Officials from the Taliban urged assistance organizations to hasten their arrival in the nation’s eastern impacted regions.
Despite efforts by relief organizations to strengthen some buildings over the years, the impoverished nation has struggled to develop its defenses against earthquakes and other natural disasters due to decades of conflict.
Even before the Taliban took control of the country, Afghanistan’s emergency services were understaffed and underequipped to handle natural disasters.
Another local journalist in the area told the BBC that communication has been challenging since the earthquake because cell phone tower damage has made it possible for the dead toll to increase even further.
Due to malfunctioning phones, he claimed, “many individuals are unaware of the health of their families.” “After several hours, I only learned that my brother and his family had passed away. There have been several village destructions.”
Helicopters have been using distant places to transport patients to hospitals.
Medical professionals were among the victims, a doctor from one of the hardest affected districts in Paktika province told the BBC.
“The earthquake has destroyed what little we had because we didn’t have enough people and resources before it,” they claimed. “I have no idea how many of our coworkers are still around.”
Locals revealed horrifying pictures of death and devastation in the wake of the late-night earthquake to the news agency Reuters.
“I yelled with the children. We lost one of our rooms. When we saw everyone’s rooms and our neighbors’ screams, “Fatima said.
Local resident Faisal remarked, “It wrecked the homes of our neighbors.” “There were a lot of people dead and hurt when we got there. We were taken to a hospital by them. I also observed numerous dead bodies.”
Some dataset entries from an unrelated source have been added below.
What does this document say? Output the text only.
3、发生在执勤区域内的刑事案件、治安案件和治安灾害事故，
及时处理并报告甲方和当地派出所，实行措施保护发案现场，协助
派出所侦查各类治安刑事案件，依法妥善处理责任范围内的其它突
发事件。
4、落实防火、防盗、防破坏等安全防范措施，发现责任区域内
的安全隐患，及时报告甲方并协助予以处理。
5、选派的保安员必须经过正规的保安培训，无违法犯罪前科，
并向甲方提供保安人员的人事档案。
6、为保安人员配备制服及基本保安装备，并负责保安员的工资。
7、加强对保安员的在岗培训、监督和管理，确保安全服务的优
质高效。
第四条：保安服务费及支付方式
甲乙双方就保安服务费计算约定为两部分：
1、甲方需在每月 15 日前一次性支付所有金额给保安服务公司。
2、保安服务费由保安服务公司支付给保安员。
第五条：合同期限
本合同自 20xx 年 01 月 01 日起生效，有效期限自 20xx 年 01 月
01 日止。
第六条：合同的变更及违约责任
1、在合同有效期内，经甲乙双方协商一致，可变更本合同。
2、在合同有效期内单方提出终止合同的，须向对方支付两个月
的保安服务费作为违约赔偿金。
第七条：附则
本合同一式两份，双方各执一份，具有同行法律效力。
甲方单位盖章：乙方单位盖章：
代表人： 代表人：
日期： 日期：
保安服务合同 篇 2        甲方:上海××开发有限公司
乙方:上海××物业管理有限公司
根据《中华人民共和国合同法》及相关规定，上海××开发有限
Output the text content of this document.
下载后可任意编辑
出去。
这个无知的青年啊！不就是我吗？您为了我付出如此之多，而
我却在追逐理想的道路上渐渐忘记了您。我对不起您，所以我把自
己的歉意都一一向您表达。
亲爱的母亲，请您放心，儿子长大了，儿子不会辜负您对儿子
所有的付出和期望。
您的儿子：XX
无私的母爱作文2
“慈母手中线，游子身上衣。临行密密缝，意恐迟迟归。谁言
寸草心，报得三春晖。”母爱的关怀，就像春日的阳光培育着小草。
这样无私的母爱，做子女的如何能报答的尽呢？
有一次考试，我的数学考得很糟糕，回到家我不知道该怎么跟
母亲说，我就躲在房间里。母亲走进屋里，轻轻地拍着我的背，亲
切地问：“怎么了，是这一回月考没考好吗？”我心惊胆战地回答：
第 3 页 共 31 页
According to a local doctor, the majority of the casualties to date have occurred in the Paktika regions of Gayan and Barmal. A complete village in Gayan was reportedly destroyed, according to the local media outlet Etilaat-e Roz.
Seismologists estimate that the earthquake had a depth of about 51 kilometers and had a magnitude of 6.1.
Over 500 kilometers of Afghanistan, Pakistan, and India experienced tremors. Witnesses claimed to have felt the earthquake in Islamabad, Pakistan, as well as Kabul, the capital of Afghanistan.
However, according to BBC Urdu, there have been no initial reports of fatalities or serious damage in Pakistan.
Due to its location in a tectonically active area and its proximity to a variety of fault lines, including the Chaman fault, the Hari Rud fault, the Central Badakhshan fault, and the Darvaz fault, Afghanistan is prone to earthquakes.
According to the UN Office for the Coordination of Humanitarian Affairs, more than 7,000 people have died in earthquakes in the nation during the past ten years. Earthquakes cause 560 fatalities annually on average.